By Kim Soo-hyun
The winters in Korea are cold, so cold that even a heavy duck down coat won't do. The fierce wind pierces within making it inevitable to wear more and more layers of innerwear. But instead of wearing several layers of T-shirts, most Koreans until now chose to wear "naebok." The long sleeved cotton underwear costs only 20,000 won a piece and it can be found in underwear shops nearby. But despite its practicality, warmth, and reasonable price of the naebok, the younger generations are refusing to wear naebok in that it does not match their high fashion trends. Despite the rejections, however, the Korean Federation of Textile Industries (KOFOTI) made a new attempt of holding ?he Naebok Sarang (Love) Fashion Show, on Nov. 11, Textile Day, at the Textile Industry Showroom in Yeoksam-dong.

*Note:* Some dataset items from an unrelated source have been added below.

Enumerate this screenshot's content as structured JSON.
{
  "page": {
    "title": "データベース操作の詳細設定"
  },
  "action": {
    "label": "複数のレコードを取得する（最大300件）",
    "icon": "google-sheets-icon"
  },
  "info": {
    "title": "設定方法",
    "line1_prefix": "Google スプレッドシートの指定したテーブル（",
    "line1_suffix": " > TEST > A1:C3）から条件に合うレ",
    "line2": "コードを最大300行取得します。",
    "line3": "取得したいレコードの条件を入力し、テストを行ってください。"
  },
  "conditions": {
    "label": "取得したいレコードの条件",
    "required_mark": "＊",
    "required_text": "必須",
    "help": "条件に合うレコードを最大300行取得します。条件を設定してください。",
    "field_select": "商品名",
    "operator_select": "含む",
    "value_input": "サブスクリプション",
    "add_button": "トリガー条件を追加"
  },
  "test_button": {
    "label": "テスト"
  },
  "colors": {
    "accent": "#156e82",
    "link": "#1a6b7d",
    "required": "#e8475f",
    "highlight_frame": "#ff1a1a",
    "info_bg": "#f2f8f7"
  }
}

The purpose of the event stated by the KOFOTI was to encourage a nation-wide campaign for people to wear naebok. According to the Korea Energy Management Corporation (KEMCO), Korea is currently undergoing an energy crisis in which there is a 97 percent energy dependence on fuel from abroad. Also, the dryness caused from heating is said to result in skin and respiratory organ diseases. But wearing naebok causes a 3 degrees Celsius rise in body temperature and thus, is naturally bound to bring less usage of energy needed for heating.
The event also proved to the public that naebok not only saves national energy but also comes in various colors and serves many well-being purposes. Naebok today includes natural materials that are extracted from peas, milk, and green tea for those with sensitive and dry skin. Also, some contain mineral extractions for antibacterial, sterilization and electric wave blocking purposes.